By Adaeze Okechukwu
DESPITE the significant increases in retail prices, a year-on-year (YoY) tracking of Nigeria’s inflation factors indicates that base effects would yield a huge drop in headline index to 16.3 per cent for the month of May 2017, a massive 94 basis point deceleration from 17.24 per cent recorded in the preceding month.
According to a research report by FSDH Merchant Bank Limited, the YoY decline is as a result of the base effect from the increase in the pump price of Premium Motor Spirit (PMS) in May 2016 despite the elevated consumer prices recorded in May 2017. The sharp increase in the prices of consumer goods in May 2017 show that inflationary pressure is persisting across Nigeria’s markets and macroeconomic fundamentals.
At the backdrop of this domestic price index, the monthly Food Price Index (FPI) released by Food and Agriculture Organization (FAO) of the United Nations, indicated that the Index rebounded in May 2017 after three months of consecutive decline. The Index averaged 172.6 points, which was 2.19 per cent higher than the revised value for April 2017 as all the sub-indices increased except sugar.
The continued fall in the price of sugar is due to the weak global import demand, improved supply conditions in the main sugar producing regions in Brazil and the sudden depreciation in currency of the Brazilian Real weighed on the sugar Index. Hence, the FAO Sugar Price Index fell by 2.31 per cent in May 2017 to a 13-month low.
In Nigeria, according to FSDH Research, “prices of onions, vegetable oil, beans, garri and fish were stable. The movement in the prices of food items during the month resulted in 2.5 per cent increase in our Food and Non-Alcoholic Index to 240.28 points. We also noticed increase in the prices of housing, water, electricity, gas and other fuels divisions between April 2017 and May 2017.”
The domestic price mark ups in food items were coming against significant positive developments in the nation’s foreign exchange market, which was one of the fundamental sources of inflationary pressures in the months before now. With respect to exchange rates, FSDH analysis revealed that: “the value of the Naira appreciated at both the inter-bank and parallel market. The Naira gained 0.15 per cent and 3.66 per cent to close at N305.40/US$ and N382/US$ at both the inter-bank and parallel market at the end of May 2017 respectively.”

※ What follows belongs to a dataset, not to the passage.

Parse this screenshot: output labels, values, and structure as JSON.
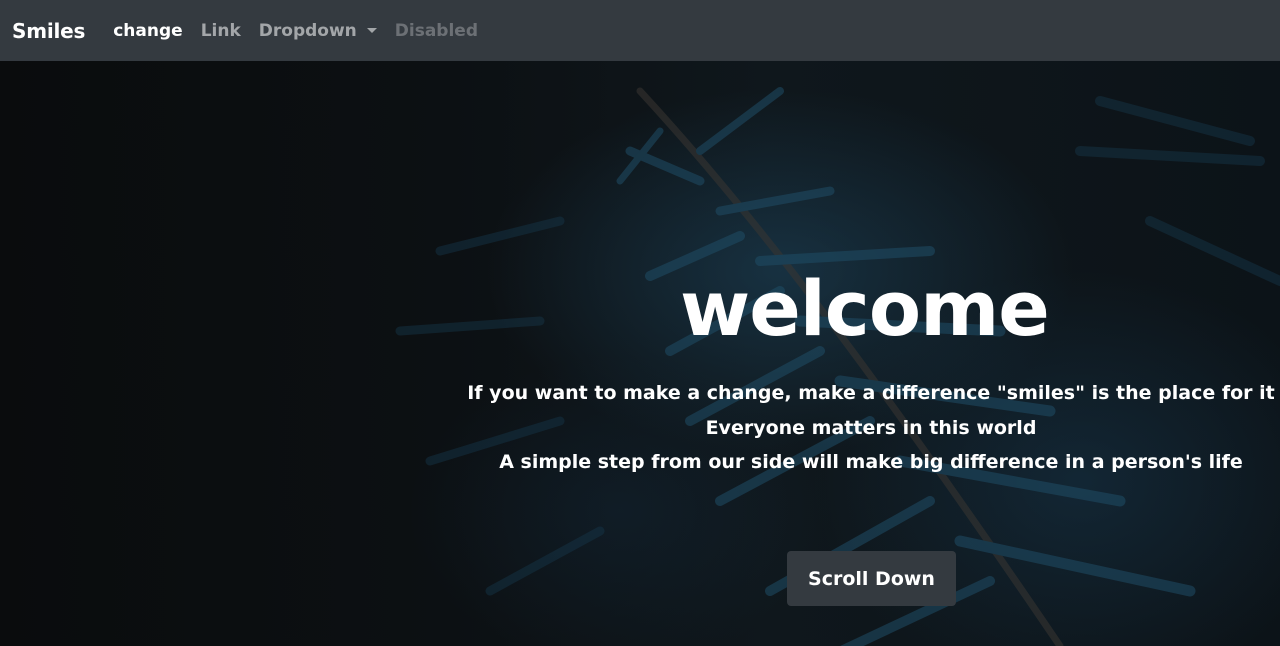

The appreciation in the Naira is expected to have countered the effect of the rising prices of food at the international market to certain extent.
This should lead to a moderation in the pass through effect of imported prices on consumer goods in Nigeria.
Consequently, FSDH Research stated: “the general price movements in the consumer goods and services in May 2017 would increase the Composite Consumer Price Index (CCPI) to 230.30 points, representing a month-on month increase of 1.78 per cent. We estimate that the increase in the CCPI in May 2017 would produce an inflation rate of 16.13 per cent lower than the 17.24 per cent recorded in April 2017.”